Finding the sweet spot in a servant's self-image
One thing led to another, and I ended up knee-deep in my mother’s bedroom after emptying her two closets and every drawer in the dresser and bureau. What started as a 10-minute effort to make it easier to find a shirt turned into an episode of Extreme Clutter. The sun burned hot in the sky when we started, and had sunk into sleep by the time I left. But oh what glory: We classified and sub-classified into “winter tops,” “winter slacks,” “summer tops,” “summer slacks,” “lose 5 pounds,” and “thrift store-bound.”
By the end of the day we sat exhausted on the bed admiring our bagged and labeled piles and the clean look of the closet, with slits of light between each article of clothing. My mother was elated, and at some point during the course of the day I noticed that I had done a good deed. Good deeds that reflect too much on themselves turn poisoned, of course, and we are to be unconscious enough of them to be like a left hand doesn’t know what the right hand is doing (Matthew 6:3).

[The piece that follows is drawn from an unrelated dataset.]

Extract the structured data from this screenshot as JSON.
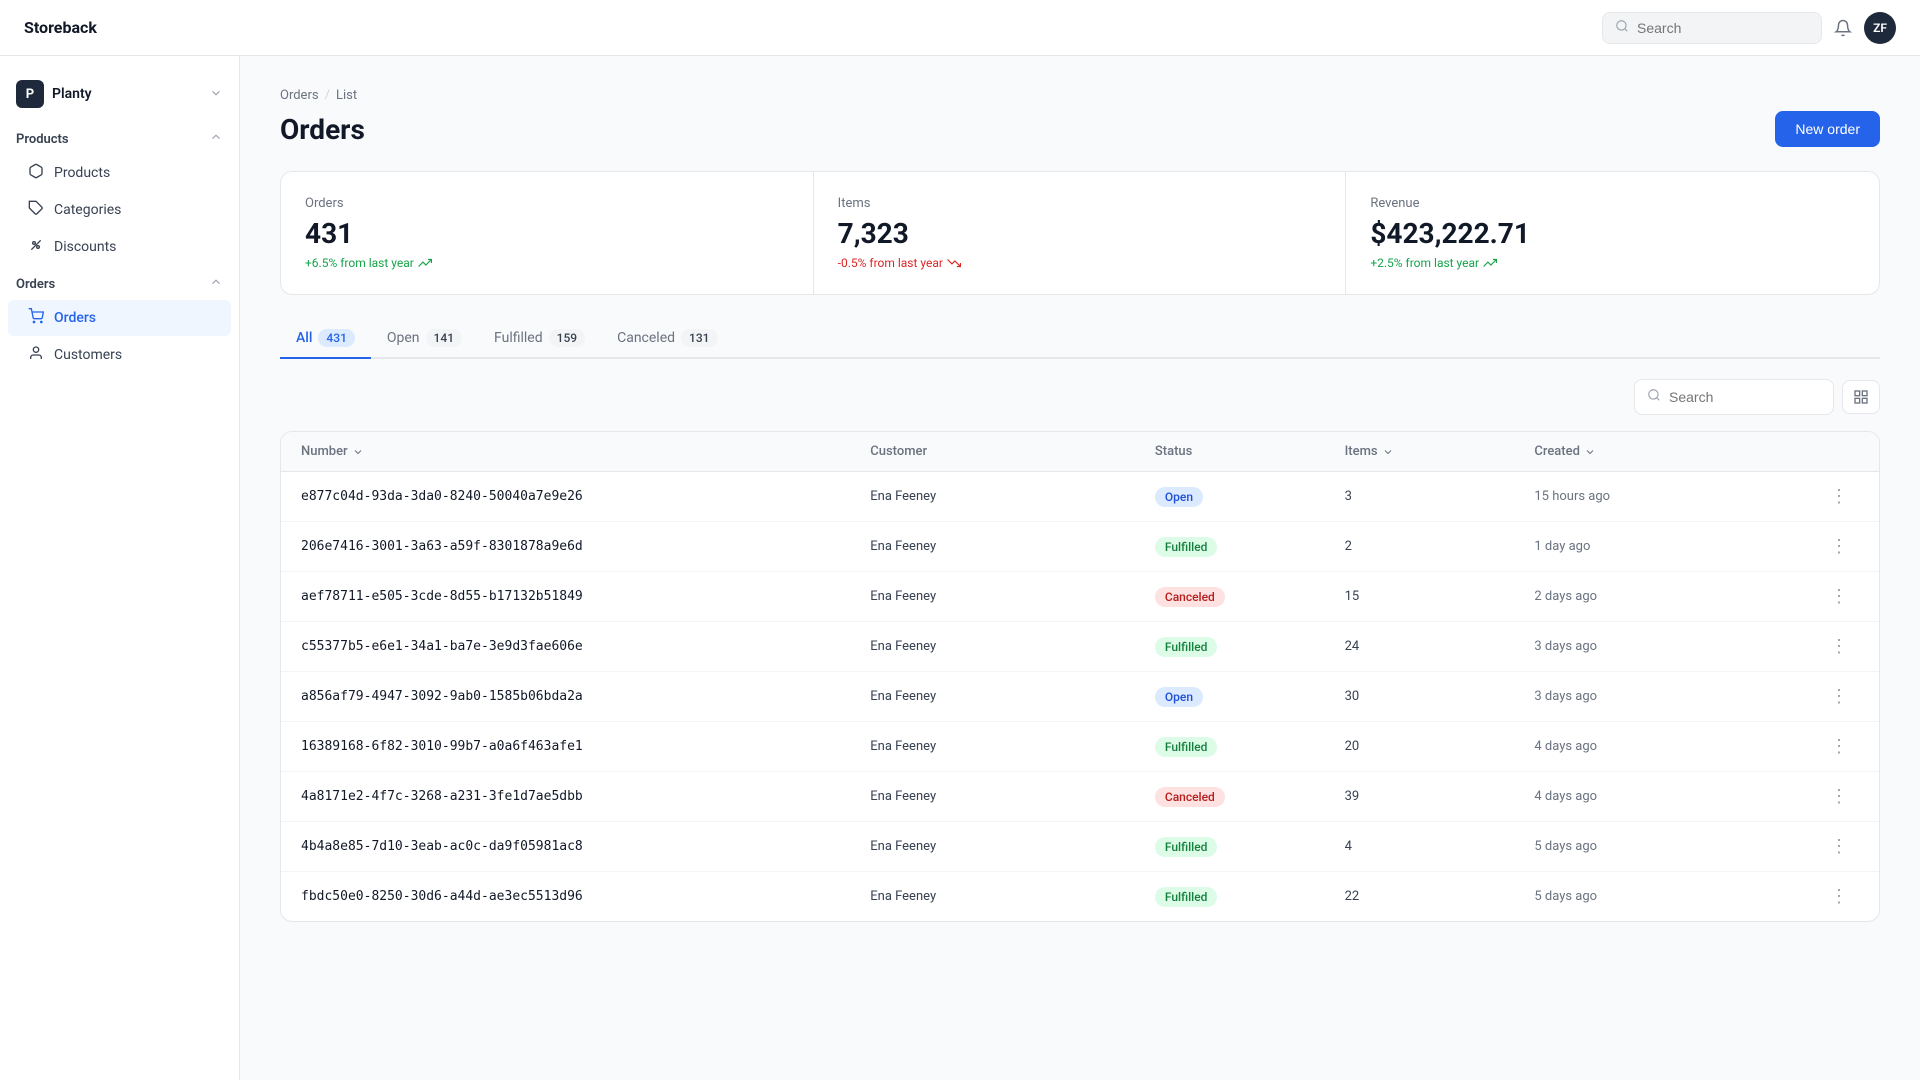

Nevertheless, we are to be conscious enough of doing good deeds to be able to put our minds to doing them. Jesus commends good deeds and goes so far as to say He will judge us on Judgment Day according to whether we were busy performing them (Matthew 25:35; John 5:28-29; Romans 2:5-10).
But almost simultaneously with my being glad that I had done something that pleased both my mother and God, there was another thought that kept the first thought within proper bounds. It was the parable in Luke 17 in which Jesus reminds his followers that when a servant comes in from the field after a good, solid day’s work, his master does not typically fawn over him and pamper him, but tells him to serve him his supper and that afterward he can eat, too. This is a parable about attitude: We are to be satisfied with our work but not to start posing for a bronze statue.
God commends both the taking of satisfaction and joy in our work (Galatians 6:4; 2 Corinthians 12:11), on the one hand, and the resisting of the temptation to think inordinately of our effort, on the other. Between these two self-images as “worthy” servants (Ephesians 4:1) and “unworthy servants” (Luke 17:10) is the sweet spot that God delights in and man finds his contentment in.